One of the most common questions we get is if you can daily drive a car as ‘extreme’ as a CLK63 AMG Black Series. You really need to look at your location and situation and weigh the options for yourself. We daily drove a Black Series in literally the worst city for traffic (Los Angeles) with no real complaints. The car has a traditional automatic transmission so traffic should never deter you from driving a car of this nature. But of course stop and go traffic does impact fuel efficiency and with a small gas tank, expect to fill up weekly.

Power is more than ample with 80% of the torque available as just 2000 RPM. Truly everyday usable power for both stop light to stop light and highway passing.

The cabin is actually very comfortable with all the creature comforts you’d expect like satellite navigation (not very good), air conditioning or premium stereo (Harmon Kardon). The ride is stiff as expected with coilovers but not unbearable by any means. Don’t expect to be called upon for driving duties with the lack of rear seats but at least the trunk is large enough for storage.

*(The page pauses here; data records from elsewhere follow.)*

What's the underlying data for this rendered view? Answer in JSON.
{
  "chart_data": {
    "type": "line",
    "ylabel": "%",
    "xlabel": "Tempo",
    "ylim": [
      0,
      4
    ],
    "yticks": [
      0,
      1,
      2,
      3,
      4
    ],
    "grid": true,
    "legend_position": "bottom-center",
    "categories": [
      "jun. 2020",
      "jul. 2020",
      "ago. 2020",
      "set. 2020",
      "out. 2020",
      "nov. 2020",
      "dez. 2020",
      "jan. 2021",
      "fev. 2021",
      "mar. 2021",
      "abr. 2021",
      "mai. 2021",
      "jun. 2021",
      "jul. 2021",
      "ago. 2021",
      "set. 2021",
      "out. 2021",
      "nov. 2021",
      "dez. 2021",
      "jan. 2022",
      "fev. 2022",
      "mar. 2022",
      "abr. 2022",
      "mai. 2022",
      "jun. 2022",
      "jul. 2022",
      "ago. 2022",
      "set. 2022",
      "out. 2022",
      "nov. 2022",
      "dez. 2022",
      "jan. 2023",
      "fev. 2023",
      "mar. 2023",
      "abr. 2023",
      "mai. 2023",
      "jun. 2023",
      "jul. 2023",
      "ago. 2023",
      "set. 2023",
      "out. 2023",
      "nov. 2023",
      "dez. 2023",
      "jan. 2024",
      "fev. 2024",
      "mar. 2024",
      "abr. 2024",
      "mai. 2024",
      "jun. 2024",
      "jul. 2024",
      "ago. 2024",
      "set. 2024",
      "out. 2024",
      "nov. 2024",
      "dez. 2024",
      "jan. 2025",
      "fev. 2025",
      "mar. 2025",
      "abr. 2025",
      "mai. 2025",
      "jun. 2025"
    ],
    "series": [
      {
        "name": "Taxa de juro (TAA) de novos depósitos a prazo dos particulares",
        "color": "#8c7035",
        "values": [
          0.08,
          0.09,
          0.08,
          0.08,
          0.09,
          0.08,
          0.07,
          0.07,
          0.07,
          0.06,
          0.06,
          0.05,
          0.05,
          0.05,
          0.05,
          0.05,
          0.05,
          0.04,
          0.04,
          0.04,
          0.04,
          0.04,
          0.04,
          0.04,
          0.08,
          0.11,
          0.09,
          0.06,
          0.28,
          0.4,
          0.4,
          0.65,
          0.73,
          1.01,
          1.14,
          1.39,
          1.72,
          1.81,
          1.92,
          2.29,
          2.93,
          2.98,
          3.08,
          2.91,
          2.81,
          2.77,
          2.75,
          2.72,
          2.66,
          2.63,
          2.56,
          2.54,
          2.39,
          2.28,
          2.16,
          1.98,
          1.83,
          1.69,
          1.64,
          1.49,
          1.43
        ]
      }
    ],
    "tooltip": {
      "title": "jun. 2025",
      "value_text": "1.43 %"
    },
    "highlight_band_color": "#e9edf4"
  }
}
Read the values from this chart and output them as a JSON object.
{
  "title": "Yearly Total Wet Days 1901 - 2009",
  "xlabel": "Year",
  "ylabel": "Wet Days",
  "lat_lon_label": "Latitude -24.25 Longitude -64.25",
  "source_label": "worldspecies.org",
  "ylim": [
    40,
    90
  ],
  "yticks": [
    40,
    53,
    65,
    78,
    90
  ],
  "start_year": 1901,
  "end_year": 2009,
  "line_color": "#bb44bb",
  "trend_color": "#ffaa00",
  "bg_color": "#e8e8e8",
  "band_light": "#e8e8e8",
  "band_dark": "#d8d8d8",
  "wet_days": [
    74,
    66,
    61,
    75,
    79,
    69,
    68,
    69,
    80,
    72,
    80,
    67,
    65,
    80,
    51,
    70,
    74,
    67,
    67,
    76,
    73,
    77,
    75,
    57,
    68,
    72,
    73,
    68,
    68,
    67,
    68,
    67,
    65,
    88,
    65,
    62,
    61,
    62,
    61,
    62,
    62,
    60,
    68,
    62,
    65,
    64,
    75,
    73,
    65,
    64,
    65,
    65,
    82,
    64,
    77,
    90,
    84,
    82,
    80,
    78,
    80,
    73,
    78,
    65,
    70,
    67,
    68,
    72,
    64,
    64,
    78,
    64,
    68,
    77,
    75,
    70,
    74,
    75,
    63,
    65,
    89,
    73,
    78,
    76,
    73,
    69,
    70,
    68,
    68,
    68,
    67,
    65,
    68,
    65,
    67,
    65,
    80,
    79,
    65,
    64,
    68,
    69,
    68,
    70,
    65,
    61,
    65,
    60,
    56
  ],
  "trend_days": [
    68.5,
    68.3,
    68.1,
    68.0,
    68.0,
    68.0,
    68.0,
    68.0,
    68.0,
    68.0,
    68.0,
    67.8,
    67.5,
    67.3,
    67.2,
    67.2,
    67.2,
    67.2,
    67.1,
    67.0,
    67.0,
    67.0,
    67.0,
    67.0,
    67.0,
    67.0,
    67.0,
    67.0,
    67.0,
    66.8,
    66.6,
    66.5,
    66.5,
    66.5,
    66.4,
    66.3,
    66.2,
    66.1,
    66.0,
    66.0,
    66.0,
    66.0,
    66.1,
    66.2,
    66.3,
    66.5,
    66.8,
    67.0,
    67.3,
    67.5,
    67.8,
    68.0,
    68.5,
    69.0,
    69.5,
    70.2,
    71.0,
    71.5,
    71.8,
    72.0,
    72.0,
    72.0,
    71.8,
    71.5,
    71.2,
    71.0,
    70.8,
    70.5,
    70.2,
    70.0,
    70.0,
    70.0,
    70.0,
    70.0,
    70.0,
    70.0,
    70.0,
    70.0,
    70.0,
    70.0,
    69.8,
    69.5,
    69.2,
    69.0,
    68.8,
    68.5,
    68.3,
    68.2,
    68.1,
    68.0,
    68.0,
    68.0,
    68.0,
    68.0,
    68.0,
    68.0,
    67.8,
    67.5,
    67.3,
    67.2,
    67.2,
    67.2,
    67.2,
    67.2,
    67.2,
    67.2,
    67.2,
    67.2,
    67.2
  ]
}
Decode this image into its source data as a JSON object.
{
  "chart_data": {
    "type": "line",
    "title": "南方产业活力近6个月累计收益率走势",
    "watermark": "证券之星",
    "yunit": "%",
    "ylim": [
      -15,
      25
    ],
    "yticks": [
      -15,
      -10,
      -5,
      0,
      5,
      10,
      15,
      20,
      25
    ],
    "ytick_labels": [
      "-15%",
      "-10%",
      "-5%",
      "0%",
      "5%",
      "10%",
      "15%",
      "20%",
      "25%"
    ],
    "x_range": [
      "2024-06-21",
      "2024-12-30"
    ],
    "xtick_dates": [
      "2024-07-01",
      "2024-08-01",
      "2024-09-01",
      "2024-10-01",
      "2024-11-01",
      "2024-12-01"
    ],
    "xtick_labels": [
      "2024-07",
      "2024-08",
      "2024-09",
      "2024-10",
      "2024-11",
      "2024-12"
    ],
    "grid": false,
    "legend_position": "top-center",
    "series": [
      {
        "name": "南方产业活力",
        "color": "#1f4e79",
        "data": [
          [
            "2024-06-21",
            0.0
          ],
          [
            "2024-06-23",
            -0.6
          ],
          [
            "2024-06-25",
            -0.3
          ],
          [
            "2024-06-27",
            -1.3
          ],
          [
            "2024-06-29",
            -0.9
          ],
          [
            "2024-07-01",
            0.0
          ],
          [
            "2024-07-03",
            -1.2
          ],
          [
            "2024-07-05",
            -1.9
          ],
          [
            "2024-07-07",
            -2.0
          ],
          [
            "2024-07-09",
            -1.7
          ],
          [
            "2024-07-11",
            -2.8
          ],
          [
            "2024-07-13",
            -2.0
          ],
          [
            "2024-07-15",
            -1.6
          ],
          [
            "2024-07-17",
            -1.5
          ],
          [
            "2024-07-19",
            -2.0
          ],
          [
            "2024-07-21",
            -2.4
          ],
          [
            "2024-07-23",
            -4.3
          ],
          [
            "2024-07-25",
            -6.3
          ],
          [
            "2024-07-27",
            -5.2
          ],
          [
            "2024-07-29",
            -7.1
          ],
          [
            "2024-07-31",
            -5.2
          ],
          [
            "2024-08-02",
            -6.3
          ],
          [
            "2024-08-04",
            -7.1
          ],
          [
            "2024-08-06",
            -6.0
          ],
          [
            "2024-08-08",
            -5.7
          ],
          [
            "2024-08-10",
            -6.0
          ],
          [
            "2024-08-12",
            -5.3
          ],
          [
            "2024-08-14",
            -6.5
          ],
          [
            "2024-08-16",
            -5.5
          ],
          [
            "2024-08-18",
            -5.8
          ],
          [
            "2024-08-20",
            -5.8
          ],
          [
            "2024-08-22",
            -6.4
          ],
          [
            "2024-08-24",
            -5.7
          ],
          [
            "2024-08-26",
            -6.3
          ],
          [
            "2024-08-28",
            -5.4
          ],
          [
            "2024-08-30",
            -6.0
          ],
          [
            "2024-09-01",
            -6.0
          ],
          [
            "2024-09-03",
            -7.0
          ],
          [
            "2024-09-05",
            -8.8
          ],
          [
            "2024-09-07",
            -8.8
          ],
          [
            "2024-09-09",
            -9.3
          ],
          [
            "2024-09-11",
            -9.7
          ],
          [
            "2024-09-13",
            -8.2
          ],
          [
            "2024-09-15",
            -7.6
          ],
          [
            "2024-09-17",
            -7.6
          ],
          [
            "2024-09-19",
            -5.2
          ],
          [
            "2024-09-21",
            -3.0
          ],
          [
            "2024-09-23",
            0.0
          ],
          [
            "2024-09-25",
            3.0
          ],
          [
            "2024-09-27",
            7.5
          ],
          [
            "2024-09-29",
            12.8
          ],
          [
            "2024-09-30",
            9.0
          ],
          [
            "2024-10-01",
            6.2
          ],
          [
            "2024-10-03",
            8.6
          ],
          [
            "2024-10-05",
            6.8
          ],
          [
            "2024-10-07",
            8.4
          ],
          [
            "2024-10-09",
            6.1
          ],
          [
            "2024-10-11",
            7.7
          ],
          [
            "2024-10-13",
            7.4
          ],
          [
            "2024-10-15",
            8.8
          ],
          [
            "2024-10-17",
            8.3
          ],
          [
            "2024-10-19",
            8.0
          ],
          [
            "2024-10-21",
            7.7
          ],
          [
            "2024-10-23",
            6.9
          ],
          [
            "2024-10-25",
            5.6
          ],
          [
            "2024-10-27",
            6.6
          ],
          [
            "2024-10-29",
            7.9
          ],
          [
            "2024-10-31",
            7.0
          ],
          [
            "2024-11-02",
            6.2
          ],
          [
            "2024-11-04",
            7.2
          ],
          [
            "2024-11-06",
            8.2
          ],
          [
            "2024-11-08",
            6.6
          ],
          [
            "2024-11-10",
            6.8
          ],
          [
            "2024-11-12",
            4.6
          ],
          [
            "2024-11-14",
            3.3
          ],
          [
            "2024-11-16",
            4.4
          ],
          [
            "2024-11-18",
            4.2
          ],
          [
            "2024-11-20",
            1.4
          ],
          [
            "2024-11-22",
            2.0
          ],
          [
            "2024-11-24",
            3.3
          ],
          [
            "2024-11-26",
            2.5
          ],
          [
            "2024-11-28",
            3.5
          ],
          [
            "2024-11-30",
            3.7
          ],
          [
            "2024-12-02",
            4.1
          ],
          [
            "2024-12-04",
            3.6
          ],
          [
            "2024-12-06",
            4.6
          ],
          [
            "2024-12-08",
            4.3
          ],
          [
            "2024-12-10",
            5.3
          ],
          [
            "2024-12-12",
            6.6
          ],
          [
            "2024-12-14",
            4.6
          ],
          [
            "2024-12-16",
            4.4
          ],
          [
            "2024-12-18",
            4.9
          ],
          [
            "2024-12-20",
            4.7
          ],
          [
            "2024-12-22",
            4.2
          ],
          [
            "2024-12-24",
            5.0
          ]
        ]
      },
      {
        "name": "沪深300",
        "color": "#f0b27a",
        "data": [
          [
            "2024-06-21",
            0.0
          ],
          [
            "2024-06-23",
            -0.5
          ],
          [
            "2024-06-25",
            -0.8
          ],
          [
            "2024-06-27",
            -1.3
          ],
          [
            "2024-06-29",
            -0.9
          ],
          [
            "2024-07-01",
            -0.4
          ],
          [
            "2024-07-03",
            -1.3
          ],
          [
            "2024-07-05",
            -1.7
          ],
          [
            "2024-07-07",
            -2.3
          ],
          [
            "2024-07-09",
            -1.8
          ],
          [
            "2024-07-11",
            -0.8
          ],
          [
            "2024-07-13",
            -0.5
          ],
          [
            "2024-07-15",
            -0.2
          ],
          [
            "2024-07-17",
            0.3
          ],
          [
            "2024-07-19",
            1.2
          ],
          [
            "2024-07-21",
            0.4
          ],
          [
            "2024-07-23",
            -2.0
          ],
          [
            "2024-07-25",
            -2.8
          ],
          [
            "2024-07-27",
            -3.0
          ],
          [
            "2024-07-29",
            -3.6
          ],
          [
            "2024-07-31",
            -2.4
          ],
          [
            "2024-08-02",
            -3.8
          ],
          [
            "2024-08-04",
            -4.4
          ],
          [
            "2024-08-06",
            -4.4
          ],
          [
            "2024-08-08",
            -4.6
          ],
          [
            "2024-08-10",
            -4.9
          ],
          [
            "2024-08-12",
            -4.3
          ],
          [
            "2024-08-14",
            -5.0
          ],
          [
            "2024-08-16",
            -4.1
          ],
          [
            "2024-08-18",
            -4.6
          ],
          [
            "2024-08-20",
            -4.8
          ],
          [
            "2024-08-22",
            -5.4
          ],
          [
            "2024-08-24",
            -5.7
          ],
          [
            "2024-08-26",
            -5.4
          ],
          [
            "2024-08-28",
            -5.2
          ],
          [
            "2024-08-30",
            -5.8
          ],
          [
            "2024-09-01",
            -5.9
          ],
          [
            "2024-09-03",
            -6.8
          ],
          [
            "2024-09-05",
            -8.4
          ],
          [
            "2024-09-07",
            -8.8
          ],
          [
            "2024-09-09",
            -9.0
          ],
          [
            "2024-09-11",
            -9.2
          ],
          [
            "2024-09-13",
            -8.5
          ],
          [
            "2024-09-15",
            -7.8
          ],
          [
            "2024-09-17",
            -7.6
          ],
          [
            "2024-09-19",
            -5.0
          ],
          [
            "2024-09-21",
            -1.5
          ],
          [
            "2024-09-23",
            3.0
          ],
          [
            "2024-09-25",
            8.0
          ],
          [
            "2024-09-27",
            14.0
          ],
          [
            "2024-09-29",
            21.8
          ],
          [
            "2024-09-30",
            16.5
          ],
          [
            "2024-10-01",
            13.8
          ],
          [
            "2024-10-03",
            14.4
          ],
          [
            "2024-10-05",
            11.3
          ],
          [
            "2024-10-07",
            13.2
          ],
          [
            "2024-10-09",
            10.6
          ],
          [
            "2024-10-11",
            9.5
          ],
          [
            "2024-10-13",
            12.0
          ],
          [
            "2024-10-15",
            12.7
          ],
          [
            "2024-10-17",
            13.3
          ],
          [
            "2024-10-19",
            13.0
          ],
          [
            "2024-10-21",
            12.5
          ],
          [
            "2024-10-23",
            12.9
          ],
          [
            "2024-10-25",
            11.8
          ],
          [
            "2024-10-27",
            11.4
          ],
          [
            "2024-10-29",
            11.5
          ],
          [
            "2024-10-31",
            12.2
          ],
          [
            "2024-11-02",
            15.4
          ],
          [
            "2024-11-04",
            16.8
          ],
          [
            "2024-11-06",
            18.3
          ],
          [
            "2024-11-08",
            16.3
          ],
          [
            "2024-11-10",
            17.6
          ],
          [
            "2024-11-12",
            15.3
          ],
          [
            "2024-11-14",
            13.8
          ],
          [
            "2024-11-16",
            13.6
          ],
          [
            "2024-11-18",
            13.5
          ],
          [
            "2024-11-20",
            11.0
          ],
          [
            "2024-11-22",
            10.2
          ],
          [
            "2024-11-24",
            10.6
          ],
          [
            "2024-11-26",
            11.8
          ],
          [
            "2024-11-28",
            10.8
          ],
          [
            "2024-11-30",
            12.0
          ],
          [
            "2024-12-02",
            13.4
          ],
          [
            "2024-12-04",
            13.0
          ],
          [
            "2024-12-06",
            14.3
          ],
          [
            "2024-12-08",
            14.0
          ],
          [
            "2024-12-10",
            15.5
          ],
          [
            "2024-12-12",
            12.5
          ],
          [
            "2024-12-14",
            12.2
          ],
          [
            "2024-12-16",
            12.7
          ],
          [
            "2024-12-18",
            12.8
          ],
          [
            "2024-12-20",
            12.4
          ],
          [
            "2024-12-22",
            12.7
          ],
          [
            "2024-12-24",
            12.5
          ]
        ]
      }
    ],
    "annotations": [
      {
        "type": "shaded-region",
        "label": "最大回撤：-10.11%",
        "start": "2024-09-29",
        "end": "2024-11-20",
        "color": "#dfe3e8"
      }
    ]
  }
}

clk63 amg black series back seats

The interior cabin noise is quiet enough to hear the chassis creak when flexed but not sound deadened enough to hear the amazing M156 engine. It is truly one of the best stock exhaust notes we’ve ever heard.

The car itself is also very low key which means most people don’t pay attention to the CLK63 AMG Black Series and that includes law enforcement. This makes the car fly under the radar to 99% of people until you take the car to a car meet. So yes, you can daily drive a CLK63 AMG Black Series if you had to and we would recommend doing so.

clk63 vs c63 amg black series


For under the $100,000 range the CLK63 AMG Black Series is arguably one of the best cars to acquire. Not only is it fun to drive with everyday usability, it doubles as a wicked weekend car. Even with all that we disliked about the CLK, especially the transmission, it just comes together and works with its own unique charm. You’re not going to set the fastest lap or win drag races like todays modern exotics, but I guarantee it will put more smiles on your face.

With the depreciation curve fully hit, the only direction for these cars to go is up. Find the right one based on mileage and service history and it may be worth holding on to. Silver and black are easier to find but white and red fetch hefty premiums. There’s a reason Top Gear’s Jeremy Clarkson bought himself one after driving it.